One of the most significant developments in the history of reverse mortgages occurred recently when FHA Commissioner Brian Montgomery announced that a new single national limit had been reached, eliminating critical geographical boundaries for many seniors in the country’s most popular reverse mortgage program.
Loans insured by the Department of Housing and Urban Development, known as Home Equity Conversion Mortgages, or HECMs, now have a common ceiling of $417,000, regardless of where the home is located.

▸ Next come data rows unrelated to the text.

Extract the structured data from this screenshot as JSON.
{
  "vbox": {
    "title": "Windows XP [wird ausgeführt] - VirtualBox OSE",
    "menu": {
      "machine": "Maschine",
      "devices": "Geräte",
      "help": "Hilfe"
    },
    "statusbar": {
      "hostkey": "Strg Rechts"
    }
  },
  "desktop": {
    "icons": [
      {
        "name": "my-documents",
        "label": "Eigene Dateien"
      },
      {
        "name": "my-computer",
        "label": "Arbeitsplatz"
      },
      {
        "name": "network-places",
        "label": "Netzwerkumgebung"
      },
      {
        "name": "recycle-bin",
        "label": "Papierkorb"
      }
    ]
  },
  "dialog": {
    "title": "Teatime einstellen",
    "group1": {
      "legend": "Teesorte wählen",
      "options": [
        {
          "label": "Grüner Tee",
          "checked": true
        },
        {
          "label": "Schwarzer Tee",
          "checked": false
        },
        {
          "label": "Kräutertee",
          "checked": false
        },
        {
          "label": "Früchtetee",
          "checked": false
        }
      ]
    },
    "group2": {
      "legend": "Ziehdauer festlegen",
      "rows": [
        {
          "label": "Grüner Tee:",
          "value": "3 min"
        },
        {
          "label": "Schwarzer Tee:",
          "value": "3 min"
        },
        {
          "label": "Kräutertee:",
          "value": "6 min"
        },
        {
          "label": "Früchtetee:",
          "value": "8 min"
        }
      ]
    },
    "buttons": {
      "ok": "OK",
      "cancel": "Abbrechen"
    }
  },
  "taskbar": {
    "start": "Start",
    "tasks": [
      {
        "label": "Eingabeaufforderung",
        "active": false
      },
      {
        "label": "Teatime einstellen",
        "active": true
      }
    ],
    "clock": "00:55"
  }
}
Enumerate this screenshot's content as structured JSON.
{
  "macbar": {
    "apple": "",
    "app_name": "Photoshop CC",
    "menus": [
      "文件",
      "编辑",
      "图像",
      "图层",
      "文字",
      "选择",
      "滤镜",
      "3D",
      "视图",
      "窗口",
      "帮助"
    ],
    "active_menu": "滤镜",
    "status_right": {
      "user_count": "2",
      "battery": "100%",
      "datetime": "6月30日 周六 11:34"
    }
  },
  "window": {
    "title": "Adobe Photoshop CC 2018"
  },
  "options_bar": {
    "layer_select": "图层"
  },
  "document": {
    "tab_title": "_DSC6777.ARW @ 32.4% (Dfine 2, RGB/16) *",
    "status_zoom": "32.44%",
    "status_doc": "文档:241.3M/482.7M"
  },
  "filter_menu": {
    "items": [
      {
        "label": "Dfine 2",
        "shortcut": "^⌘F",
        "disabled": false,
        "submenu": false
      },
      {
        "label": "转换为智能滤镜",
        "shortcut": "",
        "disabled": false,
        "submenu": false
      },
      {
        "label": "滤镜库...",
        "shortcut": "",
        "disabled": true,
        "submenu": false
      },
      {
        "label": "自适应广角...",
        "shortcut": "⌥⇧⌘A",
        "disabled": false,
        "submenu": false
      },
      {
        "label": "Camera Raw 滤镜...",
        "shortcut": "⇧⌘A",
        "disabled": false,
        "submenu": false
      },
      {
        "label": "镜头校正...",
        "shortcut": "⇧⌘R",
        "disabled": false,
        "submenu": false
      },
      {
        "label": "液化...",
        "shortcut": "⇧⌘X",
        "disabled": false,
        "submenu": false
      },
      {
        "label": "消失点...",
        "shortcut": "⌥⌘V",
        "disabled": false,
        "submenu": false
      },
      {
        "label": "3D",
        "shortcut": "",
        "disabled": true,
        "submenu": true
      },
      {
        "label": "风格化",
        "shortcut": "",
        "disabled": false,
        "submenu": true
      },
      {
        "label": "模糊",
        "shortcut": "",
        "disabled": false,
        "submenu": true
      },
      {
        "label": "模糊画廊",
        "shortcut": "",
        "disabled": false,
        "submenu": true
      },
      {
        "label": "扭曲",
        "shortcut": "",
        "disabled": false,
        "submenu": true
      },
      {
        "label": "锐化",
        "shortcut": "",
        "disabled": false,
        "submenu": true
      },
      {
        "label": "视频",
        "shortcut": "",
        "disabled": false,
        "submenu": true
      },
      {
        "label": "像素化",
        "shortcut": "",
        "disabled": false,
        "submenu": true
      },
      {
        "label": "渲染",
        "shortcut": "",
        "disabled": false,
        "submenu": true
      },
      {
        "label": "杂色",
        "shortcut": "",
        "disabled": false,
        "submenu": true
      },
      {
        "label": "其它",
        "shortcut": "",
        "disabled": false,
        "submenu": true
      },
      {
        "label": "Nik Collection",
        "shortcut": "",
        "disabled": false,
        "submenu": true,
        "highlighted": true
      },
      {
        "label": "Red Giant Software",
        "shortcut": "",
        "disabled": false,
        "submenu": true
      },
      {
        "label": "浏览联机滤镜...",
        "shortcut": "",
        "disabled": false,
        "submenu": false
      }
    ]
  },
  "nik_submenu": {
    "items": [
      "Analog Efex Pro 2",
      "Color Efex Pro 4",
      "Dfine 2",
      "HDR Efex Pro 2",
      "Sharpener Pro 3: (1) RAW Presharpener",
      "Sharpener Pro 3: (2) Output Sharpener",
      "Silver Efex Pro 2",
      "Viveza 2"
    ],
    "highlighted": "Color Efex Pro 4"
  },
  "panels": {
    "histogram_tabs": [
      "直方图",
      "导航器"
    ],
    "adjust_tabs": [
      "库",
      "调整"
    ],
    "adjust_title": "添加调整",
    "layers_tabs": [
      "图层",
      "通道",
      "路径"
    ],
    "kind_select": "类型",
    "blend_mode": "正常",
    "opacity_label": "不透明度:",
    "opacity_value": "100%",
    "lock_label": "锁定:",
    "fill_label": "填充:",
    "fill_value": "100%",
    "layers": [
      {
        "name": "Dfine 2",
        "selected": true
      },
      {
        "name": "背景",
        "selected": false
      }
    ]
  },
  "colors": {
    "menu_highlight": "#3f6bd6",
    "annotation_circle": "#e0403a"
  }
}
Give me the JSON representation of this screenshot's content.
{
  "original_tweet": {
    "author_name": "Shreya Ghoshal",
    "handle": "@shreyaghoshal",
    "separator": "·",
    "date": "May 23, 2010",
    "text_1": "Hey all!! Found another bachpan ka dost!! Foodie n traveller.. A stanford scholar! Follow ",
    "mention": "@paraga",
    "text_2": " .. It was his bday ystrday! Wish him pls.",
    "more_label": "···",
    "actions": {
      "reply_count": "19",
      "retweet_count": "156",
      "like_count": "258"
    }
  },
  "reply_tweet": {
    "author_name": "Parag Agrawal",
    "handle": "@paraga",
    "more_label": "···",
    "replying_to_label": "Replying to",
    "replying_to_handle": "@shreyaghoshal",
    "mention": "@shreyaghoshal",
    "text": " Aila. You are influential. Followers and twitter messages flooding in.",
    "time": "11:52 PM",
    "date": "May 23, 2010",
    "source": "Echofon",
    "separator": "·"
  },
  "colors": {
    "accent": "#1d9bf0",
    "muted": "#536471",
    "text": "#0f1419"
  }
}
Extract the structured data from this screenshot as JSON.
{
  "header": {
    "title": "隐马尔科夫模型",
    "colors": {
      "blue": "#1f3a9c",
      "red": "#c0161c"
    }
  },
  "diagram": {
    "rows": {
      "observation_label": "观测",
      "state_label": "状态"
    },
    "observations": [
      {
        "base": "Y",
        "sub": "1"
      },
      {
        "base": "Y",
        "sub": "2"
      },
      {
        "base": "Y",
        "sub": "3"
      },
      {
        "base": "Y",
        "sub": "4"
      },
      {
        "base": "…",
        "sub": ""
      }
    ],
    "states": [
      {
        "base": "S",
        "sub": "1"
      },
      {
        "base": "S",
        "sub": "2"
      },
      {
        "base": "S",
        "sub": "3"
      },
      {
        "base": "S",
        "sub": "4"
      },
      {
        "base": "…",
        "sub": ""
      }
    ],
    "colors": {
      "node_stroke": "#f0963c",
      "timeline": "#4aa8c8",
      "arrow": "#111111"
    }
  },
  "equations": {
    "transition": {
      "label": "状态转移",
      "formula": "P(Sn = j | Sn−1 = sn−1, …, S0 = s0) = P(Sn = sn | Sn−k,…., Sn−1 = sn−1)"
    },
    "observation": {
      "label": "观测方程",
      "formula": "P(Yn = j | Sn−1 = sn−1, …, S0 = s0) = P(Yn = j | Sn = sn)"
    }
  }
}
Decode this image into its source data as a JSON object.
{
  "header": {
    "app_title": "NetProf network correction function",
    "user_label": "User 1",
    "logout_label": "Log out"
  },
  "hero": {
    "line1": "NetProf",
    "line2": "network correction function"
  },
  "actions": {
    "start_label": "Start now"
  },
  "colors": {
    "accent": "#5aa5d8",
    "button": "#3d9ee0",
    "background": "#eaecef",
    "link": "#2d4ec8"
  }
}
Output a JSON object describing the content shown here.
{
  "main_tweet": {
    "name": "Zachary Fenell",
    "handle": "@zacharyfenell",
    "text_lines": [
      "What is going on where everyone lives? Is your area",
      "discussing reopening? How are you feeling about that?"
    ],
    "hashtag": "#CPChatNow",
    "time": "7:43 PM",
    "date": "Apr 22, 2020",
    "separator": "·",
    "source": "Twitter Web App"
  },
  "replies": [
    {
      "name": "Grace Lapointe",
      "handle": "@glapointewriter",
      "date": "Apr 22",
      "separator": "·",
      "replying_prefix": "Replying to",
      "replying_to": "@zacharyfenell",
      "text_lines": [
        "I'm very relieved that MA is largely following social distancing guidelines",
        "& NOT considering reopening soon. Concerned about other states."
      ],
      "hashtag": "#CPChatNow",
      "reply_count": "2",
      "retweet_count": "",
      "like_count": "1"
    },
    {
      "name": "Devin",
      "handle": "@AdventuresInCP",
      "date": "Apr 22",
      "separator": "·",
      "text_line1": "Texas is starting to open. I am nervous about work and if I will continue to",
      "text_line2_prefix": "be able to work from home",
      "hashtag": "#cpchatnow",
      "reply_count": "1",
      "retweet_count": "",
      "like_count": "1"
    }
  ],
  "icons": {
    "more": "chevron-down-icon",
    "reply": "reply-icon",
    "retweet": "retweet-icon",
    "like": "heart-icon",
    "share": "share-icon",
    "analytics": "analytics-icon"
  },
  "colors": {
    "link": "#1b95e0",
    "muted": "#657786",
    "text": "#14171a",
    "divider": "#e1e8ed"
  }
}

Previously, the HECM program assigned different lending limits by county ranging from $200,160 in rural areas to $362,790 in the highest home-value areas. The new, higher lending limit will enable borrowers to obtain a substantially greater benefit from their homes, if the value is higher than the previous HUD limit.
Similarly, existing borrowers whose home value is greater than the new HUD limit may be able to increase their benefit by refinancing their reverse mortgage and are encouraged to contact their lenders to weigh fees and costs to determine if it makes sense to refinance.
Lenders and consumers have been pushing for the single national limit for more than a decade, arguing that the longtime method of assigning limits by area for HECMs was too restrictive. All interested parties had been waiting for clarity on a figure — if the single national limit would be set at $417,000 or $625,500, or a sliding scale somewhere in between. While many borrowers had hoped for a higher benchmark, the $417,000 number came as no surprise given the state of the conventional lending environment.
"HUD should be applauded for its expedient implementation of the single national loan limit for the HECM program, especially during such a tumultuous period," said Peter Bell, president of the National Reverse Mortgage Lenders Association, a nonprofit trade group based in Washington, D.C. "The higher single national loan limit and other provisions expected to be implemented in the coming months make reverse mortgages a more viable retirement financial option for a broader audience who can receive higher benefits at lower origination fees than ever before."
The Housing and Economic Recovery Act of 2008 recently reduced the maximum fee to 2 percent on the initial $200,000 of the home’s value and 1 percent on the balance thereafter, with a cap of $6,000. Previously, HECM fees were capped at 2 percent of your home’s value or the county lending limit, whichever was lower.
Bell said the new formula for maximum origination fees would become effective concurrently with the Nov. 6 implementation of the new HECM loan limits.
Since HECMs were first launched as a pilot program in 1989, loan maximums have been slow to rise. In 2004, for example, the highest of the loan limits — applicable generally to major metropolitan areas — increased to $290,319, up from $280,749. The lowest loan ceiling, which typically applies to rural and non-metropolitan areas, rose to $160,176, up from $154,896. Clearly, a senior with an expensive home in a rural area did not find the HECM appealing.
More than 450,000 HECMs have been made since 1989. FHA, a branch of HUD, insured 107,367 HECMs in 2007 compared with 43,131 in 2005.
A reverse mortgage enables senior homeowners to convert part of the equity in their homes into tax-free income without having to sell the home, give up title or take on a new monthly mortgage payment. Reverse mortgages are available to individuals 62 or older who own their home. Funds obtained from the reverse mortgage are tax-free.
Borrowers can choose to receive the reverse mortgage funds as a lump sum, monthly income, line of credit, or as a combination of monthly income and line of credit.
They can use the funds anyway they wish — for home repairs and improvements, medical costs, in-home care, education and supplemental retirement income. Borrowers make no monthly payments on a reverse mortgage during its term. The loan becomes repayable when the borrower sells the home or permanently moves out. In addition, the repayment amount can’t exceed the value of the home.
Reverse mortgages are originated largely by private lenders. Most are members of the National Reverse Mortgage Lenders Association and are required to sign a code of conduct, and follow best practices for the treatment and counseling of seniors.